Introduction
Currently, 21.1% of women deliver by caesarean section (CS) worldwide, and this is projected to rise to 28.5% by 2030, representing an estimated 38 million CS annually.1 While sub-Saharan Africa (SSA) has seen the slowest rise in rates, the regional average of 5% masks significant variation across the continent, ranging from 1.4% to 50.7%.1 Analysis of CS rates by subgroup indicates that the contribution of women with a prior caesarean to overall rates has increased substantially in SSA.2 As CS rates continue to rise, this subgroup of women will likely grow further due to the domino effect associated with repeat CS and continued high fertility rates across SSA.3
Intrapartum management for women with a prior caesarean is complex owing to the risk of uterine rupture balanced against the risk of repeat surgery. While uterine rupture rates are higher in women with a prior caesarean, repeat surgery also carries risks and may further complicate future pregnancies with increasing risks of abnormal placentation and surgical complications with each subsequent surgery.4,5 Practice patterns associated with the trial of labour after caesarean (TOLAC) versus elective repeat caesarean (ERCS) have thus fluctuated over time in response to emerging evidence around these competing risks.
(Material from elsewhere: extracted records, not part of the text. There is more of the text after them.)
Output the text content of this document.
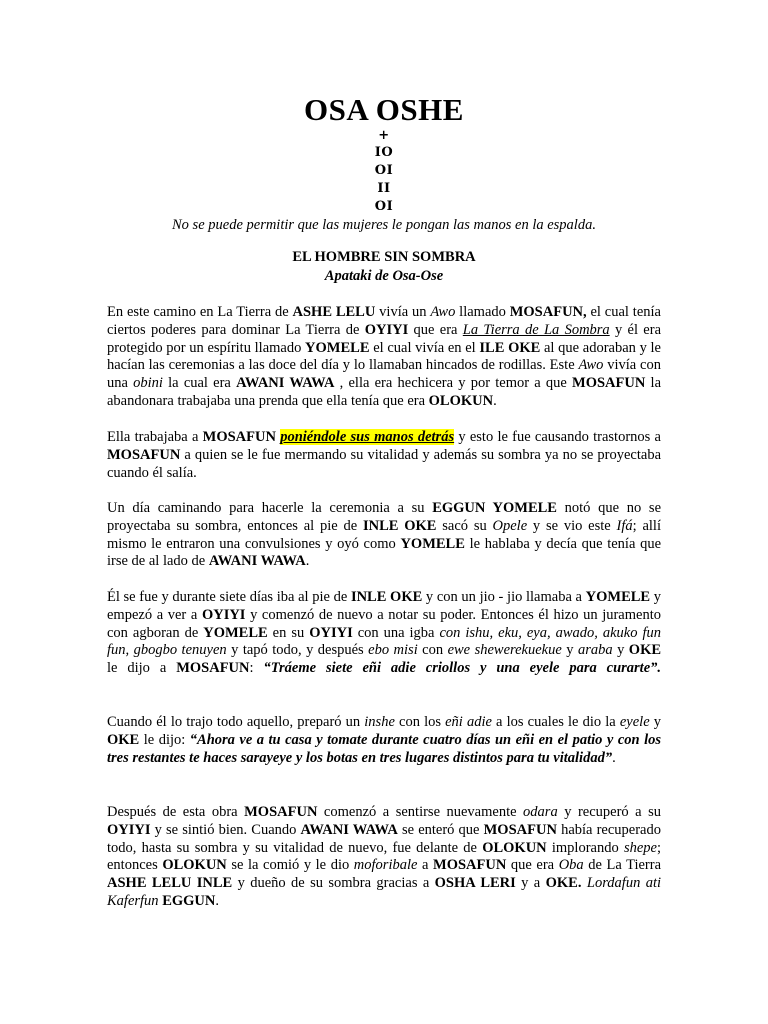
OSA OSHE
+
IO
OI
II
OI
No se puede permitir que las mujeres le pongan las manos en la espalda.
EL HOMBRE SIN SOMBRA
Apataki de Osa-Ose

En este camino en La Tierra de ASHE LELU vivía un Awo llamado MOSAFUN, el cual tenía ciertos poderes para dominar La Tierra de OYIYI que era La Tierra de La Sombra y él era protegido por un espíritu llamado YOMELE el cual vivía en el ILE OKE al que adoraban y le hacían las ceremonias a las doce del día y lo llamaban hincados de rodillas. Este Awo vivía con una obini la cual era AWANI WAWA , ella era hechicera y por temor a que MOSAFUN la abandonara trabajaba una prenda que ella tenía que era OLOKUN.

Ella trabajaba a MOSAFUN poniéndole sus manos detrás y esto le fue causando trastornos a MOSAFUN a quien se le fue mermando su vitalidad y además su sombra ya no se proyectaba cuando él salía.

Un día caminando para hacerle la ceremonia a su EGGUN YOMELE notó que no se proyectaba su sombra, entonces al pie de INLE OKE sacó su Opele y se vio este Ifá; allí mismo le entraron una convulsiones y oyó como YOMELE le hablaba y decía que tenía que irse de al lado de AWANI WAWA.

Él se fue y durante siete días iba al pie de INLE OKE y con un jio - jio llamaba a YOMELE y empezó a ver a OYIYI y comenzó de nuevo a notar su poder. Entonces él hizo un juramento con agboran de YOMELE en su OYIYI con una igba con ishu, eku, eya, awado, akuko fun fun, gbogbo tenuyen y tapó todo, y después ebo misi con ewe shewerekuekue y araba y OKE le dijo a MOSAFUN: “Tráeme siete eñi adie criollos y una eyele para curarte”.

Cuando él lo trajo todo aquello, preparó un inshe con los eñi adie a los cuales le dio la eyele y OKE le dijo: “Ahora ve a tu casa y tomate durante cuatro días un eñi en el patio y con los tres restantes te haces sarayeye y los botas en tres lugares distintos para tu vitalidad”.

Después de esta obra MOSAFUN comenzó a sentirse nuevamente odara y recuperó a su OYIYI y se sintió bien. Cuando AWANI WAWA se enteró que MOSAFUN había recuperado todo, hasta su sombra y su vitalidad de nuevo, fue delante de OLOKUN implorando shepe; entonces OLOKUN se la comió y le dio moforibale a MOSAFUN que era Oba de La Tierra ASHE LELU INLE y dueño de su sombra gracias a OSHA LERI y a OKE. Lordafun ati Kaferfun EGGUN.
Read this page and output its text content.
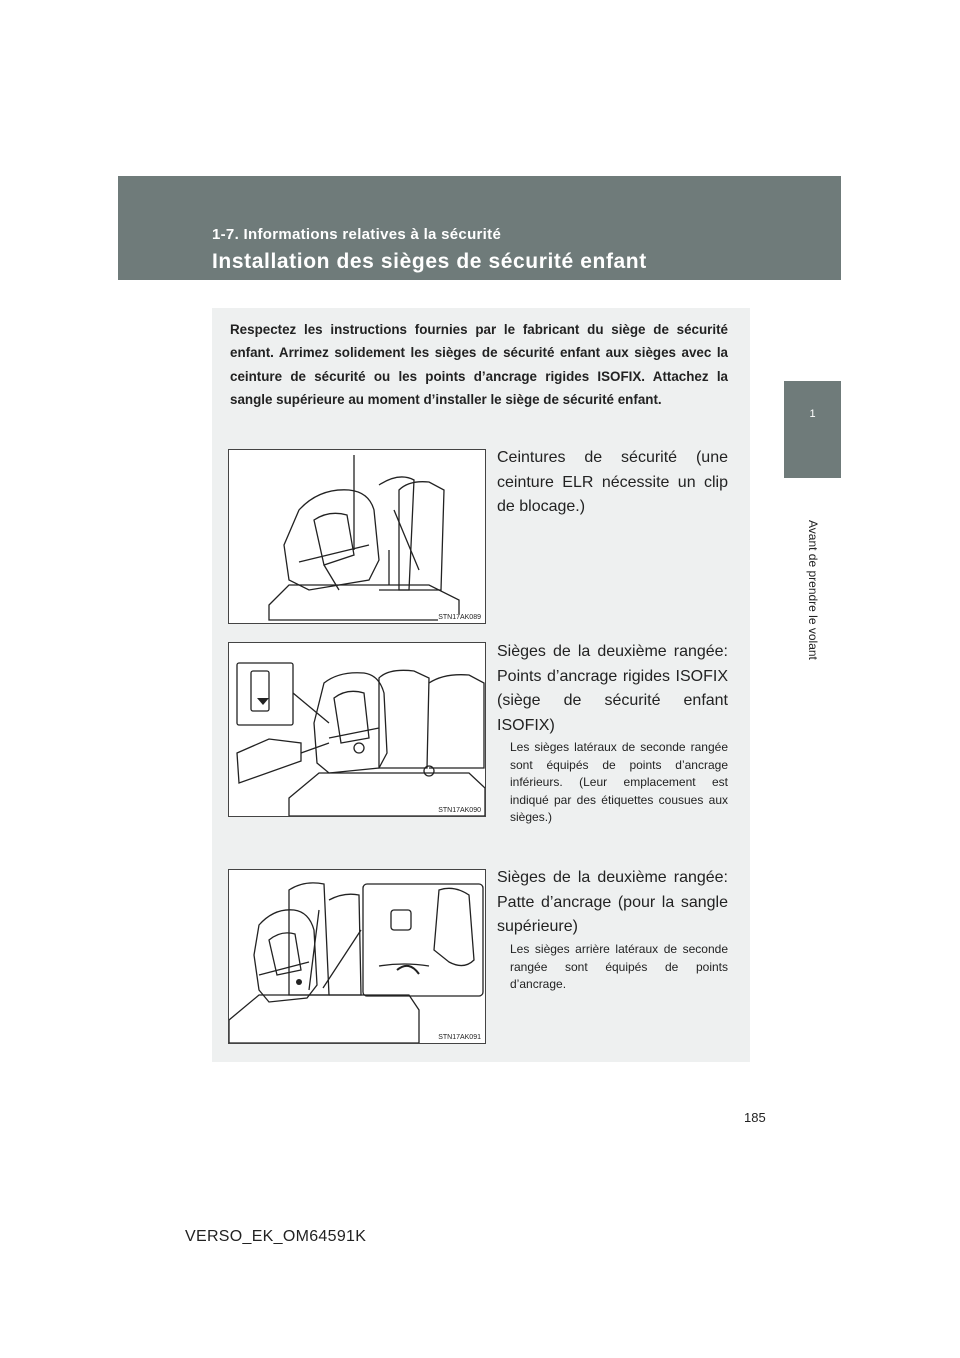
1-7. Informations relatives à la sécurité
Installation des sièges de sécurité enfant
1
Avant de prendre le volant
Respectez les instructions fournies par le fabricant du siège de sécurité enfant. Arrimez solidement les sièges de sécurité enfant aux sièges avec la ceinture de sécurité ou les points d’ancrage rigides ISOFIX. Attachez la sangle supérieure au moment d’installer le siège de sécurité enfant.
STN17AK089
Ceintures de sécurité (une ceinture ELR nécessite un clip de blocage.)
STN17AK090
Sièges de la deuxième rangée: Points d’ancrage rigides ISOFIX (siège de sécurité enfant ISOFIX)
Les sièges latéraux de seconde rangée sont équipés de points d’ancrage inférieurs. (Leur emplacement est indiqué par des étiquettes cousues aux sièges.)
STN17AK091
Sièges de la deuxième rangée: Patte d’ancrage (pour la sangle supérieure)
Les sièges arrière latéraux de seconde rangée sont équipés de points d’ancrage.
185
VERSO_EK_OM64591K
In the late 1990s, new evidence surrounding uterine rupture led to significant practice changes in the United States and many developed countries: rates of vaginal birth after caesarean (VBAC) dropped from 62% in studies completed before 1996 to 42% in studies conducted after 1996.4 However, similar data examining potential changes in practice patterns in SSA is limited.
There is inadequate evidence to guide decision-making and the ideal management for women with a prior CS in SSA. Extrapolating from clinical outcomes and studies of TOLAC vs ERCS in high-income countries is problematic due to the substantially different circumstances under which intrapartum care is delivered in the SSA. Indeed, studies examining outcomes after CS in SSA demonstrate maternal and perinatal mortality rates 40-50 times higher than those observed in high-income countries and maternal morbidity rates as high as 17%.6,7 This increased mortality and morbidity may reflect gaps in the ability to adequately monitor women and foetuses through a trial of labour or limitations in expedient surgical management should complications occur, raising concerns about the safety of TOLAC in SSA.8,9
There are no recent reviews synthesising the available evidence on trial of labour rates and associated clinical outcomes among women with a prior CS in SSA.10 We performed this systematic review to summarise evidence and address this gap in the literature. Our objectives were to determine rates of TOLAC and VBAC in SSA and estimate the rates of adverse maternal and perinatal events associated with TOLAC vs ERCS. We further aimed to assess if practice patterns related to management of women with a prior CS varied by subregion within SSA and whether there have been changes in practice patterns over time in sub-Saharan Africa.